Comparative Study on the Impact of Various Non-Metallic Fibres on High-Performance Concrete Properties

Abstract

The performance of high-performance concrete has been enhanced in the present study by incorporating non-metallic fibres without altering the binder content. The impact of these fibres on high-performance concrete flexural and compression characteristics and the arrangement of fibres within the composite were systematically analysed. Unlike conventional practices, the authors of the research introduce various non-metallic fibres, including alkali-resistant glass fibres, carbon microfibers, three types of polypropylene microfibers, and one type of polyvinyl alcohol fibre while maintaining an equal amount of binder. The research aims to comprehensively evaluate the fibre’s influence on cement composite properties.
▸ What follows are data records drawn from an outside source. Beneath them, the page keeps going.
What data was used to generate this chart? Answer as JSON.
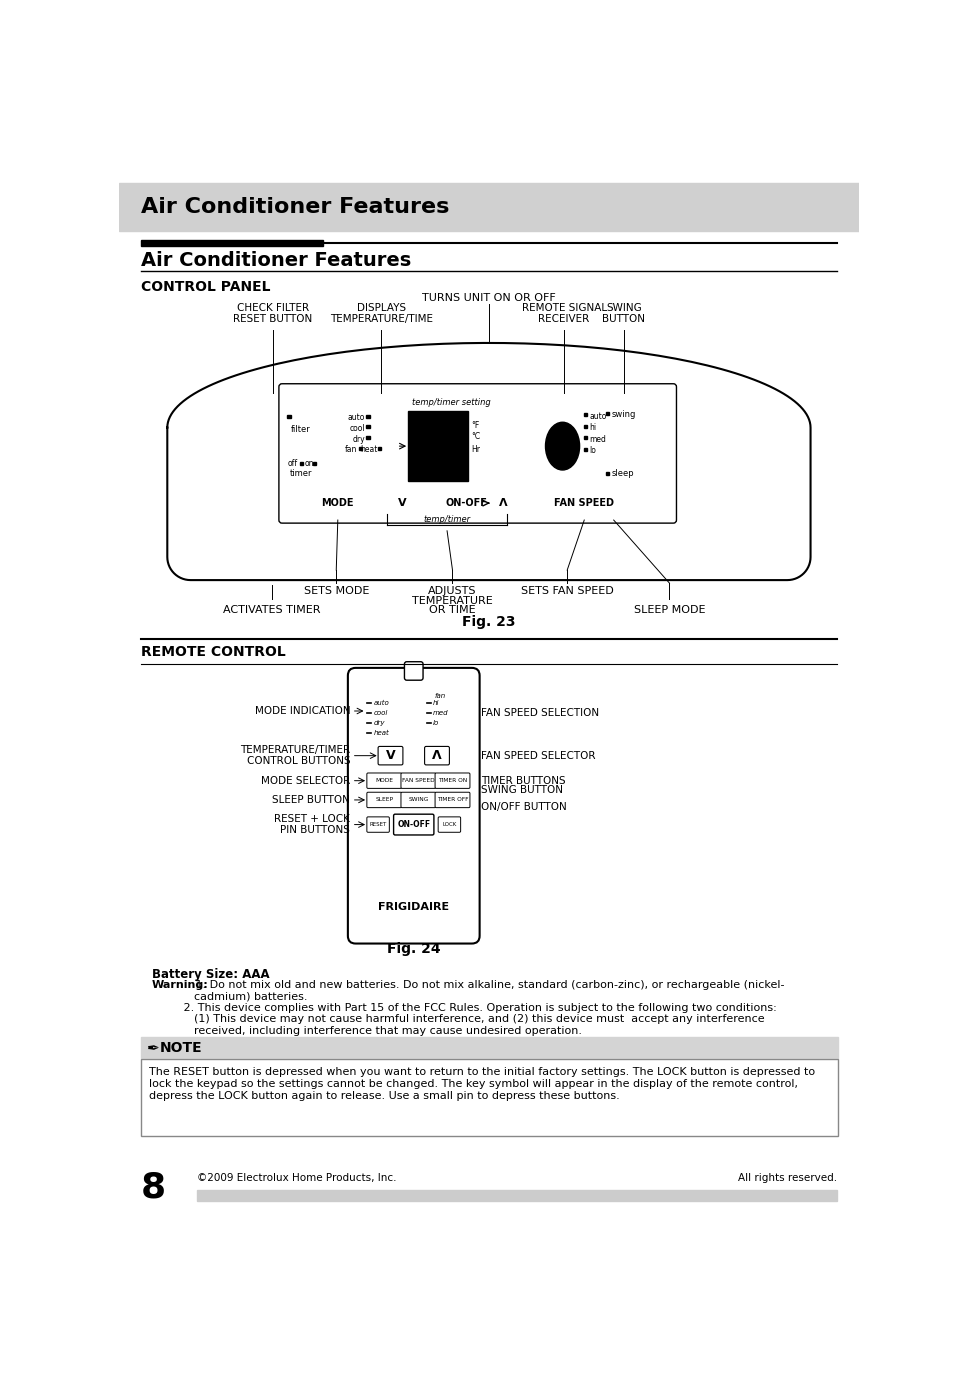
{
  "page_title": "Air Conditioner Features",
  "section1_title": "Air Conditioner Features",
  "cp_title": "CONTROL PANEL",
  "rc_title": "REMOTE CONTROL",
  "fig23_caption": "Fig. 23",
  "fig24_caption": "Fig. 24",
  "battery_label": "Battery Size: AAA",
  "footer_left": "©2009 Electrolux Home Products, Inc.",
  "footer_right": "All rights reserved.",
  "page_number": "8",
  "header_bg": "#d0d0d0",
  "note_bg": "#d4d4d4",
  "footer_bar_bg": "#cccccc",
  "turns_unit": "TURNS UNIT ON OR OFF",
  "check_filter_1": "CHECK FILTER",
  "check_filter_2": "RESET BUTTON",
  "displays_1": "DISPLAYS",
  "displays_2": "TEMPERATURE/TIME",
  "remote_sig_1": "REMOTE SIGNAL",
  "remote_sig_2": "RECEIVER",
  "swing_btn_1": "SWING",
  "swing_btn_2": "BUTTON",
  "sets_mode": "SETS MODE",
  "activates_timer": "ACTIVATES TIMER",
  "adjusts_1": "ADJUSTS",
  "adjusts_2": "TEMPERATURE",
  "adjusts_3": "OR TIME",
  "sets_fan": "SETS FAN SPEED",
  "sleep_mode": "SLEEP MODE",
  "mode_lbl": "MODE",
  "v_lbl": "V",
  "on_off_lbl": "ON-OFF",
  "lambda_lbl": "Λ",
  "fan_speed_lbl": "FAN SPEED",
  "temp_timer_lbl": "temp/timer",
  "filter_lbl": "filter",
  "timer_lbl": "timer",
  "off_lbl": "off",
  "on_lbl": "on",
  "swing_lbl": "swing",
  "sleep_lbl": "sleep",
  "temp_timer_setting": "temp/timer setting",
  "frigidaire": "FRIGIDAIRE",
  "rc_mode_indicators": [
    "auto",
    "cool",
    "dry",
    "heat"
  ],
  "rc_fan_indicators": [
    "fan",
    "hi",
    "med",
    "lo"
  ],
  "rc_row2_btns": [
    "MODE",
    "FAN SPEED",
    "TIMER ON"
  ],
  "rc_row3_btns": [
    "SLEEP",
    "SWING",
    "TIMER OFF"
  ],
  "rc_reset": "RESET",
  "rc_on_off": "ON-OFF",
  "rc_lock": "LOCK",
  "rc_lbl_mode_indication": "MODE INDICATION",
  "rc_lbl_temp_timer_1": "TEMPERATURE/TIMER",
  "rc_lbl_temp_timer_2": "CONTROL BUTTONS",
  "rc_lbl_mode_sel": "MODE SELECTOR",
  "rc_lbl_sleep": "SLEEP BUTTON",
  "rc_lbl_reset_lock_1": "RESET + LOCK",
  "rc_lbl_reset_lock_2": "PIN BUTTONS",
  "rc_lbl_fan_sel": "FAN SPEED SELECTION",
  "rc_lbl_fan_speed_sel": "FAN SPEED SELECTOR",
  "rc_lbl_timer": "TIMER BUTTONS",
  "rc_lbl_swing": "SWING BUTTON",
  "rc_lbl_onoff": "ON/OFF BUTTON",
  "note_title": "NOTE",
  "note_text1": "The RESET button is depressed when you want to return to the initial factory settings. The LOCK button is depressed to",
  "note_text2": "lock the keypad so the settings cannot be changed. The key symbol will appear in the display of the remote control,",
  "note_text3": "depress the LOCK button again to release. Use a small pin to depress these buttons.",
  "warn_prefix": "Warning:",
  "warn_line1": " 1. Do not mix old and new batteries. Do not mix alkaline, standard (carbon-zinc), or rechargeable (nickel-",
  "warn_line2": "            cadmium) batteries.",
  "warn_line3": "         2. This device complies with Part 15 of the FCC Rules. Operation is subject to the following two conditions:",
  "warn_line4": "            (1) This device may not cause harmful interference, and (2) this device must  accept any interference",
  "warn_line5": "            received, including interference that may cause undesired operation."
}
Various types of non-metallic fibres, highlighting differences in diameters and their physical-mechanical properties with a constant amount by volume, have been considered in the research. Alkali-resistant glass and carbon fibres exhibit low values of residual post-cracking force but polyvinyl alcohol fibres demonstrate the best post-cracking behaviour, with a residual post-cracking force value. This detailed examination of fibre distribution and composition sheds light on the nuanced effects on fresh and hardened concrete properties. Notably, this work diverges from existing research by maintaining a constant binder amount and considering the quantitative distribution of fibres in a unit volume of the cement matrix, along with their aspect ratio. These findings provide valuable insights for selecting the most suitable non-metallic fibres for enhancing high-performance concrete properties.